Sifat setiap ilmu adalah
diidentikkan dengan dua teori yaitu “subjektifitas” dan “objektifitas”. Subjek
berkaitan dengan seseorang atau pribadi. Subjektif berkaitan erat dengan
ke-aku-an.[10]
Dalam hal filsafat subjektif berkaitan dalam segala hal, kesadaran manusia
menjadi tolak ukur, eksistensi, makna dan validitasnya.[11]
Dari penjelasan di atas bahwa “subjektifitas” menghendaki peranan
penting dari setiap pribadi yang menilai sendiri tentang kebenaran, artinya
sesuatu dipandang benar jika didasarkan pada pribadi atau manusia yang menilai
tentang sesuatu itu. Kebenaran tolak ukurnya adalah berdasarkan subjek, namun
hal semacam ini apakah berlaku bagi kebenaran ilmiah? Sedangkan kebenaran
ilmiah sangat identik dengan syarat-syarat ilmiah menyangkut teori yang
menunjang dan sesuai dengan bukti, yang ditunjang oleh rasio dan divalidasi
dengan data empirik.
Seperti yang dikatakan Jujun S. Sumantri kebenaran ilmiah harus
didahului oleh cara/prosedur-prosedur yang disebut metode ilmiah. Metode merupakan
ekspresi mengenai cara bekerja pikiran. Metode
ilmiah adalah cara menerapkan prinsip-prinsip logis terhadap penemuan, pengesahan
dan penjelasan kebenaran, juga dapat diartikan bahwa metode ilmiah adalah
pengejaran terhadap sesuatu untuk memperoleh sesuatu interelasi.

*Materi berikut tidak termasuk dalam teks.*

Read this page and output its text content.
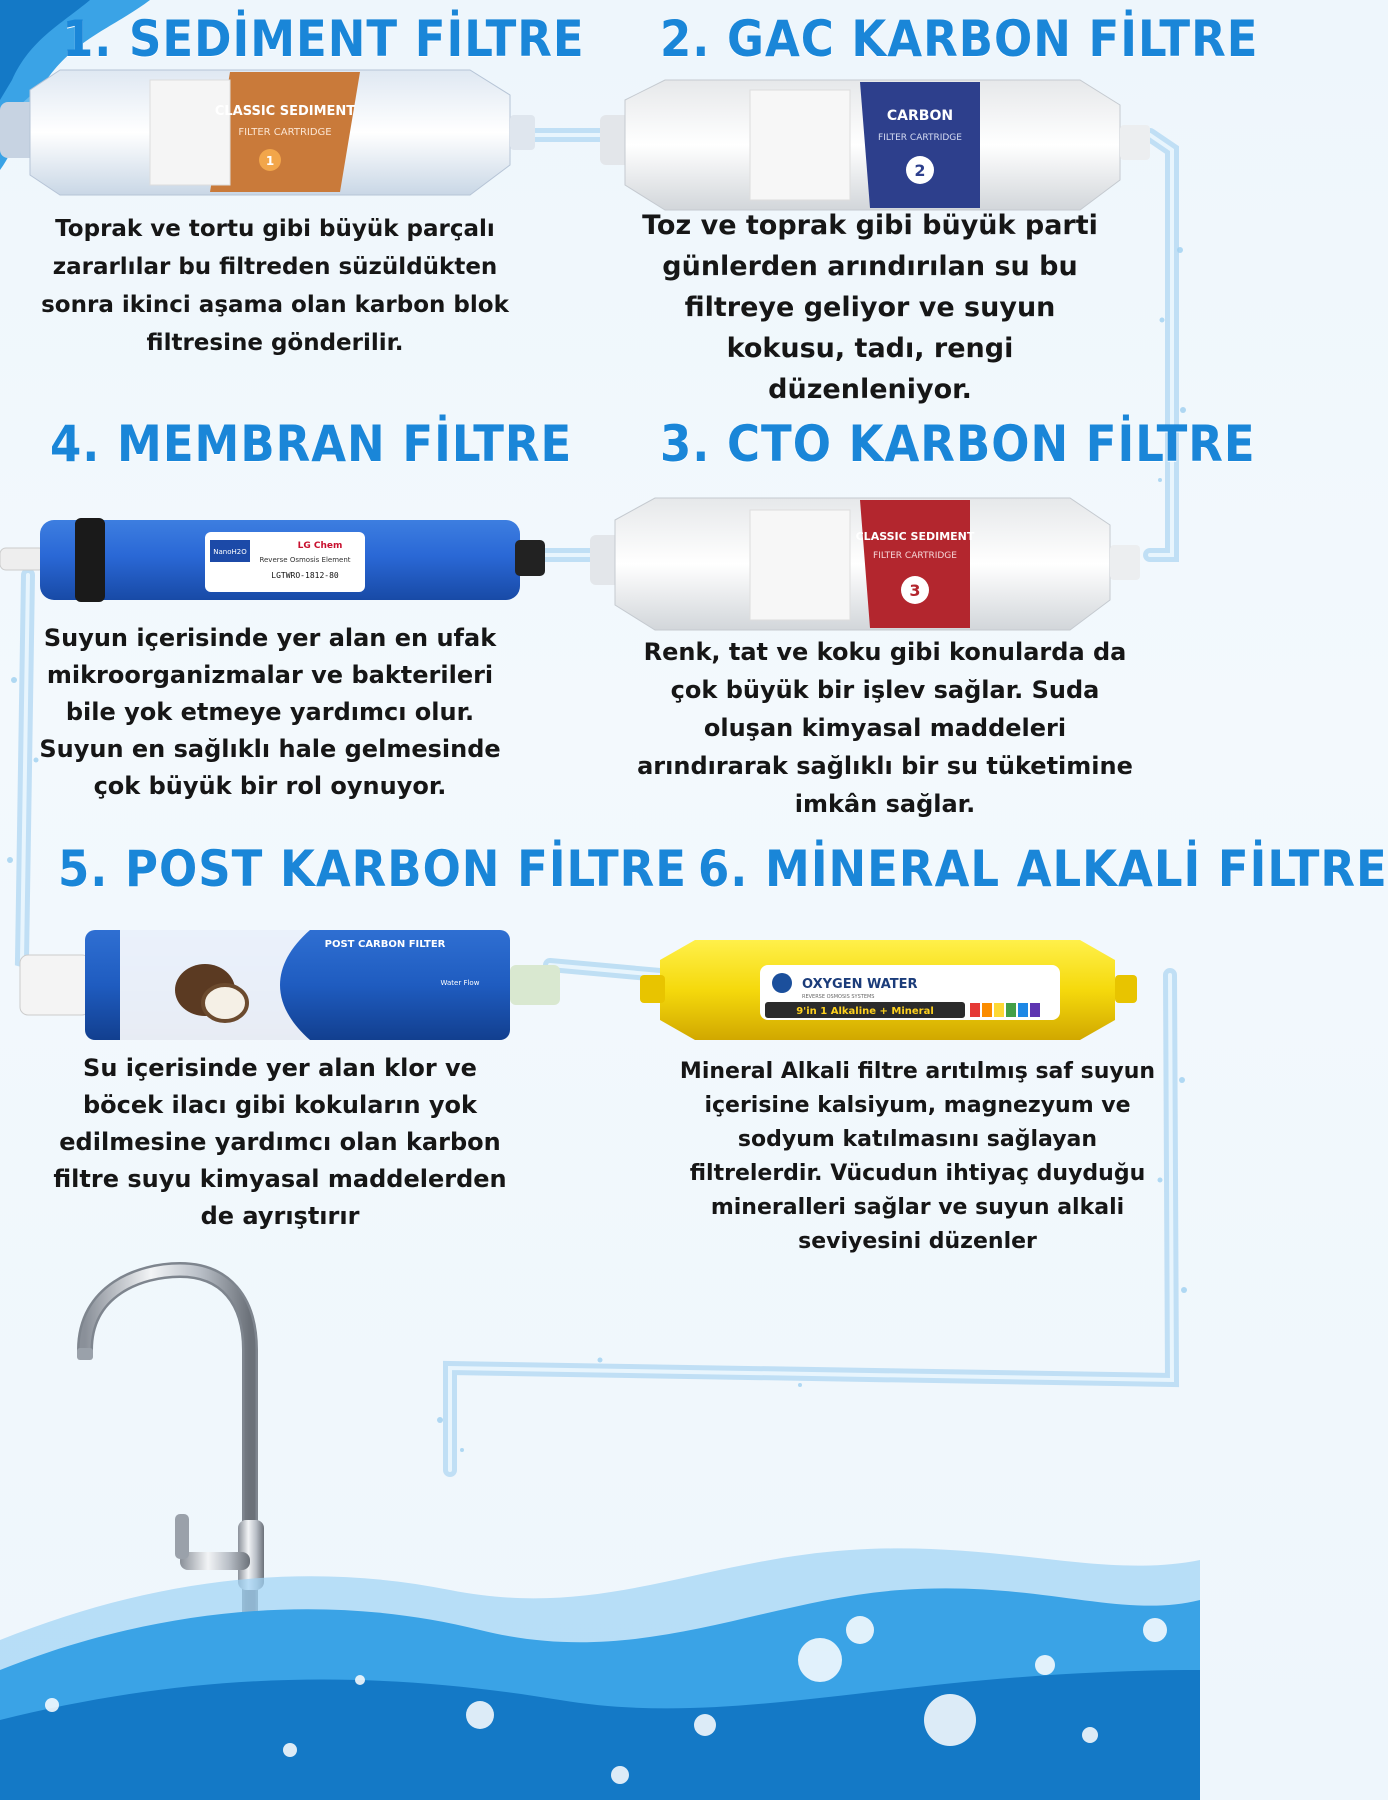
CLASSIC SEDIMENT
FILTER CARTRIDGE
1
CARBON
FILTER CARTRIDGE
2
CLASSIC SEDIMENT
FILTER CARTRIDGE
3
NanoH2O
LG Chem
Reverse Osmosis Element
LGTWRO-1812-80
POST CARBON FILTER
Water Flow	OXYGEN WATER
REVERSE OSMOSIS SYSTEMS
9'in 1 Alkaline + Mineral
1. SEDİMENT FİLTRE 2. GAC KARBON FİLTRE
4. MEMBRAN FİLTRE 3. CTO KARBON FİLTRE
5. POST KARBON FİLTRE 6. MİNERAL ALKALİ FİLTRE

Toprak ve tortu gibi büyük parçalı zararlılar bu filtreden süzüldükten sonra ikinci aşama olan karbon blok filtresine gönderilir.

Toz ve toprak gibi büyük parti günlerden arındırılan su bu filtreye geliyor ve suyun kokusu, tadı, rengi düzenleniyor.

Suyun içerisinde yer alan en ufak mikroorganizmalar ve bakterileri bile yok etmeye yardımcı olur. Suyun en sağlıklı hale gelmesinde çok büyük bir rol oynuyor.

Renk, tat ve koku gibi konularda da çok büyük bir işlev sağlar. Suda oluşan kimyasal maddeleri arındırarak sağlıklı bir su tüketimine imkân sağlar.

Su içerisinde yer alan klor ve böcek ilacı gibi kokuların yok edilmesine yardımcı olan karbon filtre suyu kimyasal maddelerden de ayrıştırır

Mineral Alkali filtre arıtılmış saf suyun içerisine kalsiyum, magnezyum ve sodyum katılmasını sağlayan filtrelerdir. Vücudun ihtiyaç duyduğu mineralleri sağlar ve suyun alkali seviyesini düzenler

Metode Ilmiah merupakan suatu cara sistematis yang
digunakan oleh para ilmuwan untuk memecahkan masalah yang dihadapi.Metode ini
menggunakan langkah-langkah yang sistematis, teratur dan terkontrol. Supaya
suatu metode yang digunakan dalam penelitian disebut metode ilmiah, maka metode
tersebut harus mempunyai kriteria sebagai berikut:
a. Berdasarkan fakta
b. Bebas dari prasangka
c. Menggunakan prinsip-prinsip analisa
d. Menggunakan hipotesa
e. Menggunakan ukuran objektif
f. Menggunakan teknik kuantifikasi.
Dengan cara kerja seperti ini maka pengetahuan yang dihasilkan
diharapkan memiliki karakteristik tertentu yang diminta oleh pengetahuan ilmiah
yaitu sifat rasional dan teruji yang memungkinkan tubuh pengetahuan yang
disusunya merupakan pengetahuan yang dapat diandalkan.

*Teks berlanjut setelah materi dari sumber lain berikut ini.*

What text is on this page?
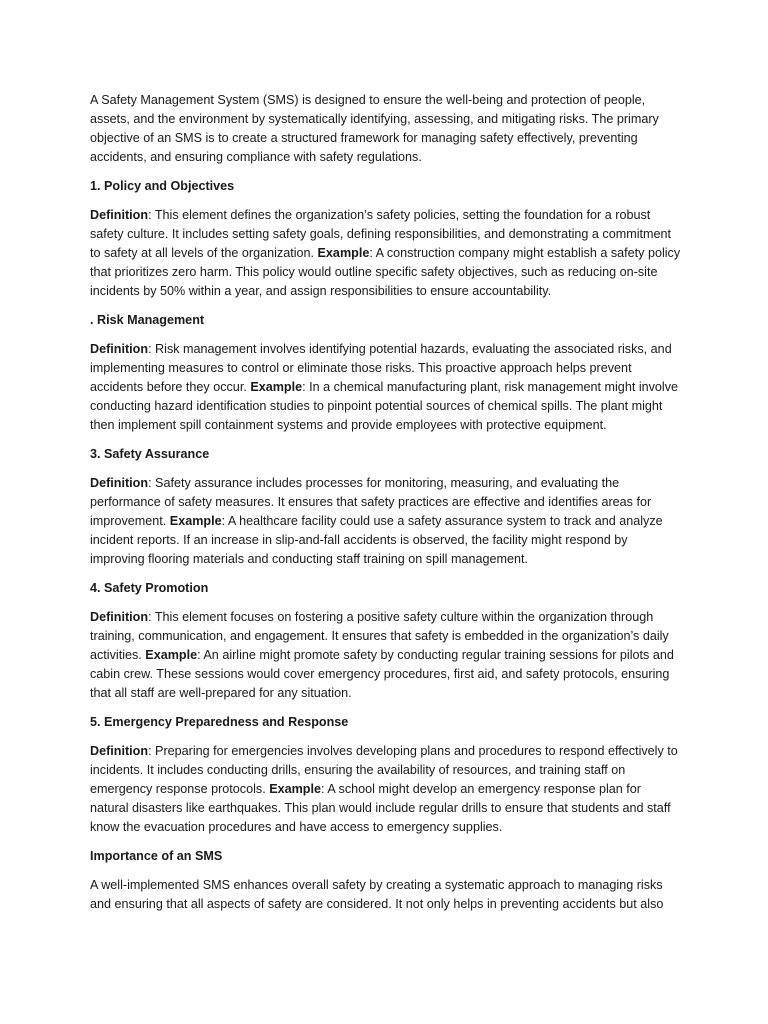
A Safety Management System (SMS) is designed to ensure the well-being and protection of people, assets, and the environment by systematically identifying, assessing, and mitigating risks. The primary objective of an SMS is to create a structured framework for managing safety effectively, preventing accidents, and ensuring compliance with safety regulations.

1. Policy and Objectives

Definition: This element defines the organization’s safety policies, setting the foundation for a robust safety culture. It includes setting safety goals, defining responsibilities, and demonstrating a commitment to safety at all levels of the organization. Example: A construction company might establish a safety policy that prioritizes zero harm. This policy would outline specific safety objectives, such as reducing on-site incidents by 50% within a year, and assign responsibilities to ensure accountability.

. Risk Management

Definition: Risk management involves identifying potential hazards, evaluating the associated risks, and implementing measures to control or eliminate those risks. This proactive approach helps prevent accidents before they occur. Example: In a chemical manufacturing plant, risk management might involve conducting hazard identification studies to pinpoint potential sources of chemical spills. The plant might then implement spill containment systems and provide employees with protective equipment.

3. Safety Assurance

Definition: Safety assurance includes processes for monitoring, measuring, and evaluating the performance of safety measures. It ensures that safety practices are effective and identifies areas for improvement. Example: A healthcare facility could use a safety assurance system to track and analyze incident reports. If an increase in slip-and-fall accidents is observed, the facility might respond by improving flooring materials and conducting staff training on spill management.

4. Safety Promotion

Definition: This element focuses on fostering a positive safety culture within the organization through training, communication, and engagement. It ensures that safety is embedded in the organization’s daily activities. Example: An airline might promote safety by conducting regular training sessions for pilots and cabin crew. These sessions would cover emergency procedures, first aid, and safety protocols, ensuring that all staff are well-prepared for any situation.

5. Emergency Preparedness and Response

Definition: Preparing for emergencies involves developing plans and procedures to respond effectively to incidents. It includes conducting drills, ensuring the availability of resources, and training staff on emergency response protocols. Example: A school might develop an emergency response plan for natural disasters like earthquakes. This plan would include regular drills to ensure that students and staff know the evacuation procedures and have access to emergency supplies.

Importance of an SMS

A well-implemented SMS enhances overall safety by creating a systematic approach to managing risks and ensuring that all aspects of safety are considered. It not only helps in preventing accidents but also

Sifat rasional dan teruji bagi kebanaran ilmiah menghendaki adanya
kebenaran hanya sesuatu yang dapat diakalkan (logiskan) dan dapat teruji.

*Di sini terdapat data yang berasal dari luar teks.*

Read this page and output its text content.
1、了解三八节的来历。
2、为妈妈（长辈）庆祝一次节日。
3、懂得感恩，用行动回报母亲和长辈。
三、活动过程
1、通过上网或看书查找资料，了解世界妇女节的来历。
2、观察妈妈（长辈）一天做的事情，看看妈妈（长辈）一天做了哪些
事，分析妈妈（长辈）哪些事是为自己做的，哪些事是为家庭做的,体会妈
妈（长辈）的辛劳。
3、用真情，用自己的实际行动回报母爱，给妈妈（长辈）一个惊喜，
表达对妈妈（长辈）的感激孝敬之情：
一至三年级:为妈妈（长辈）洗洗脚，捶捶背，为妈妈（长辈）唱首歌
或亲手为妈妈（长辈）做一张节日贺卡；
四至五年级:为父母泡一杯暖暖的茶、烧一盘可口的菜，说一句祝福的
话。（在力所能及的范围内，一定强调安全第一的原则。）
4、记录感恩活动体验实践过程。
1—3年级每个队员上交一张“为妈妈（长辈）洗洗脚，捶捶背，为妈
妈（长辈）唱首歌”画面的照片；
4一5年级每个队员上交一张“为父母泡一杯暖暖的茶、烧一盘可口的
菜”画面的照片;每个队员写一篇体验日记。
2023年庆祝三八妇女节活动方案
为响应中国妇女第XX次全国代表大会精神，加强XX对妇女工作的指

Berari kebenaran ilmiah sangat menolak dengan kebenaran mutlak. Sebab kebenaran
ini kaitannya dengan kebenaran yang datang dari Tuhan bersumber dari wahyu yang
mengikat. Kebenaran yang rasional dan teruji akan hanya mampu memaparkan
hal-hal yang empiris.
Jika demikian di atas jawaban pertanyaan-pertanyaan tersebut jika
dikaitkan dengan penjelasan pengertian kebenaran ilmiah dari aspek
subjektifitas belum dapat diterima karena kebenaran ilmiah yang bermuara dari
subjektifitas tidak jarang menunjukkan bukti atau tidak sesuai dengan data
empirik dan pembuktian nyata berdasarkan dengan rasa atau pribadi.
Oleh karena itu kebenaran yang sesungguhnya dalam kajian kebenaran
ilmiah adalah kebernaran yang sedikit dipengaruhi oleh unsur subjektifitas.
C.
Kebenaran
Ilmiah dari Sudut Pandang Objektifitas
Kebenaran ilmiah adalah kebenaran yang ditandai oleh terpenuhinya
syarat-syarat ilmiah terutama menyangkut adanya teori yang menunjang serta
sesuai dengan bukti. Kebenaran ilmiah divalidasi oleh bukti-bukti empiris yaitu
hasil pengukuran objektif dilapangan.
Kebenaran merupakan seperti penjelasan diawal adalah kesesuaian
antara pengetahuan dengan objeknya. Objek adalah sesuatu yang ihwalnya
diketahui atau hendak diketahui. Suatu objek yang ingin diketahui memiliki
berbagai aspek yang amat sulit untuk diungkapkan sedangkan yang lainnya tetap
tersembunyi. Sangat jelas bahwa untuk mengetahui objek secara lengkap sangat
sulit.
Objek juga diartikan sebagai sesuatu yang dapat dilihat secara
fisik, disentuh, diindra, sesuatu yang dapat disadari secara fisik atau mental,
suatu tujuan akhir dari kegiatan atau usaha, suatu hal yang menjadi masalah
pokok suatu penyelidikan.[12]
Menurut Langeveld dalam Muhammad In’am Esha objek pengetahuan
dibedakan menjadi tiga:
1.
Objek
empiris yaitu objek pengetahuan yang pada dasarnya ada dan dapat ditangkap oleh
indra lahir dan indra batin.
2.
Objek
ideal yaitu objek pengetahuan yang pada dasarnya tiada dan menjadi ada berkat akal.
3.
Objek
transendental yaitu objek pengetahuan yang pada dasarnya ada tetapi berada
diluar jangkauan pikiran dan perasaan manusia.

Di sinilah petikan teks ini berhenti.